Pour clore ce propos, voici deux exemples de surveillance/sanction qui ne semblent pas liés directement à des atteintes à nos droits fondamentaux, mais qui, pourtant, reflètent bien le passage d’une société de confiance et de présomption d’innocence, à une société de défiance, (tous coupables!). Ils donnent un indice de la haute opinion du pouvoir sur la probité et l’honnêteté de l’ensemble des citoyens de ce pays.
Le contrôle – sanction des chômeurs. Ne croyez-vous pas que le chômage est déjà une sanction sociale suffisante. Non, le pouvoir, qui a une grande responsabilité dans les crises qui amènent au démantèlement des entreprises, peut-être, même, pour maquiller sa responsabilité, entend surveiller, culpabiliser et sanctionner les citoyens qui ne seraient pas suffisamment dociles voire serviles.

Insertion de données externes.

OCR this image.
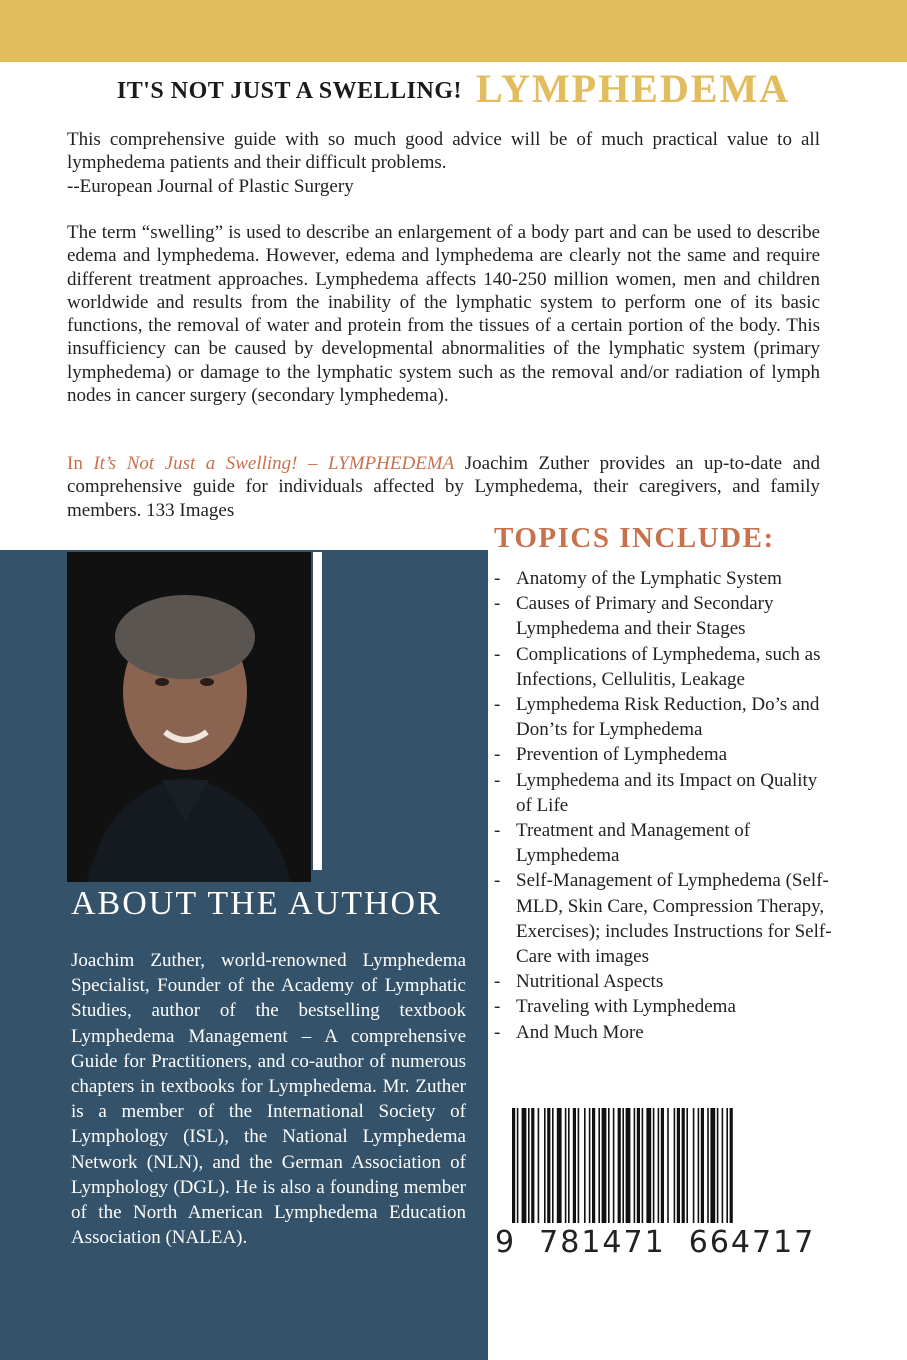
IT'S NOT JUST A SWELLING! LYMPHEDEMA
This comprehensive guide with so much good advice will be of much practical value to all lymphedema patients and their difficult problems.
--European Journal of Plastic Surgery
The term “swelling” is used to describe an enlargement of a body part and can be used to describe edema and lymphedema. However, edema and lymphedema are clearly not the same and require different treatment approaches. Lymphedema affects 140-250 million women, men and children worldwide and results from the inability of the lymphatic system to perform one of its basic functions, the removal of water and protein from the tissues of a certain portion of the body. This insufficiency can be caused by developmental abnormalities of the lymphatic system (primary lymphedema) or damage to the lymphatic system such as the removal and/or radiation of lymph nodes in cancer surgery (secondary lymphedema).
In It’s Not Just a Swelling! – LYMPHEDEMA Joachim Zuther provides an up-to-date and comprehensive guide for individuals affected by Lymphedema, their caregivers, and family members. 133 Images
ABOUT THE AUTHOR
Joachim Zuther, world-renowned Lymphedema Specialist, Founder of the Academy of Lymphatic Studies, author of the bestselling textbook Lymphedema Management – A comprehensive Guide for Practitioners, and co-author of numerous chapters in textbooks for Lymphedema. Mr. Zuther is a member of the International Society of Lymphology (ISL), the National Lymphedema Network (NLN), and the German Association of Lymphology (DGL). He is also a founding member of the North American Lymphedema Education Association (NALEA).
TOPICS INCLUDE:
- Anatomy of the Lymphatic System
- Causes of Primary and Secondary Lymphedema and their Stages
- Complications of Lymphedema, such as Infections, Cellulitis, Leakage
- Lymphedema Risk Reduction, Do’s and Don’ts for Lymphedema
- Prevention of Lymphedema
- Lymphedema and its Impact on Quality of Life
- Treatment and Management of Lymphedema
- Self-Management of Lymphedema (Self-MLD, Skin Care, Compression Therapy, Exercises); includes Instructions for Self-Care with images
- Nutritional Aspects
- Traveling with Lymphedema
- And Much More
9  781471  664717
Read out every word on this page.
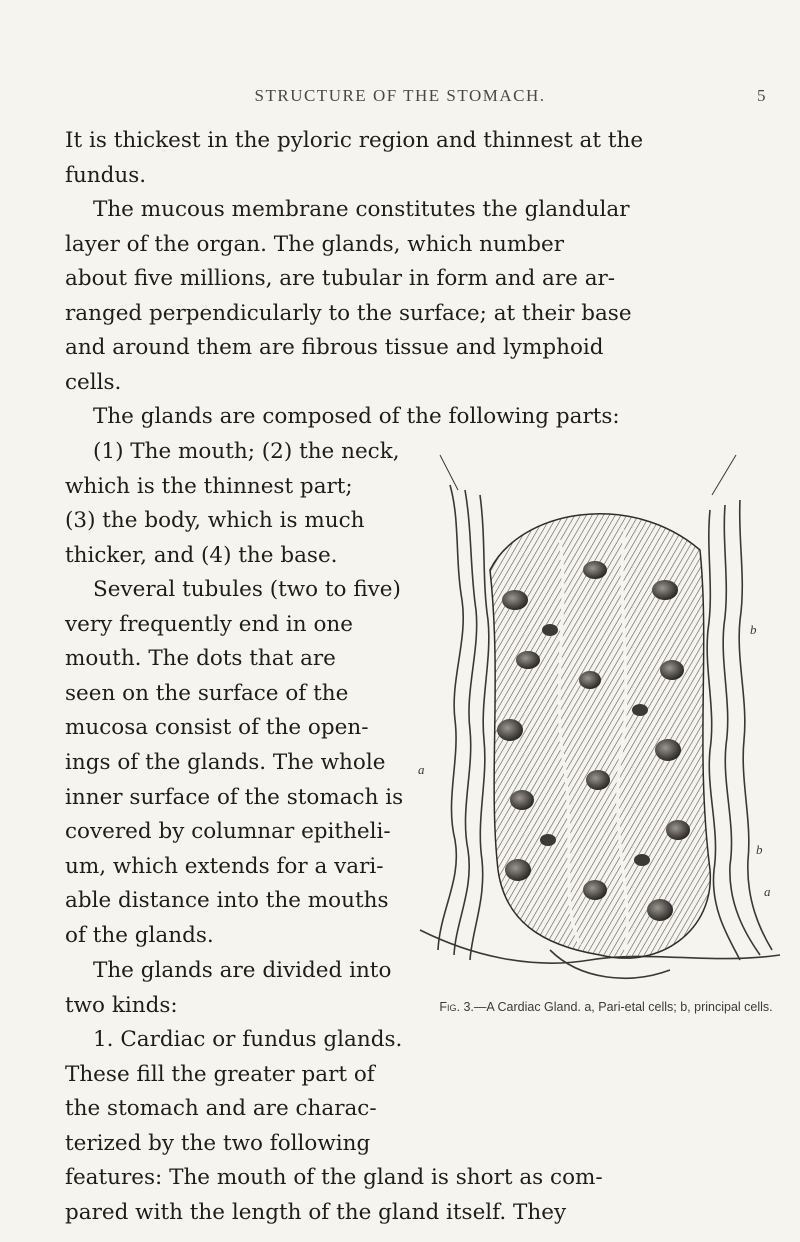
STRUCTURE OF THE STOMACH.	5
It is thickest in the pyloric region and thinnest at the
fundus.
The mucous membrane constitutes the glandular
layer of the organ. The glands, which number
about five millions, are tubular in form and are ar-
ranged perpendicularly to the surface; at their base
and around them are fibrous tissue and lymphoid
cells.
The glands are composed of the following parts:
(1) The mouth; (2) the neck,
which is the thinnest part;
(3) the body, which is much
thicker, and (4) the base.
Several tubules (two to five)
very frequently end in one
mouth. The dots that are
seen on the surface of the
mucosa consist of the open-
ings of the glands. The whole
inner surface of the stomach is
covered by columnar epitheli-
um, which extends for a vari-
able distance into the mouths
of the glands.
The glands are divided into
two kinds:
1. Cardiac or fundus glands.
These fill the greater part of
the stomach and are charac-
terized by the two following
features: The mouth of the gland is short as com-
pared with the length of the gland itself. They
a
b
b
a
Fig. 3.—A Cardiac Gland. a, Pari-etal cells; b, principal cells.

Le contrôle – sanction des arrêts de travail et des indemnités journalières abusives, (une nouveauté du ministre du budget). Là encore, on entend surveiller, culpabiliser et sanctionner tous les citoyens, en partant du principe simple qu’un arrêt de travail est sûrement demandé par un " tire au flanc ", coupable de collusion avec son médecin traitant. Ce sera donc au malade, même s’il n’a rien à se reprocher, de faire la preuve de sa maladie.
Nous pourrions multiplier les exemples de ces contrôles – surveillances, demandes de justifications tatillonnes et non fondées, qui débouchent le plus souvent sur des sanctions injustifiées, le pouvoir actuel considérant toujours l’individu comme un sujet dangereux et potentiellement coupable.
Une société où la confiance n’existe plus entre les citoyens et ses gouvernants n’est déjà plus une démocratie.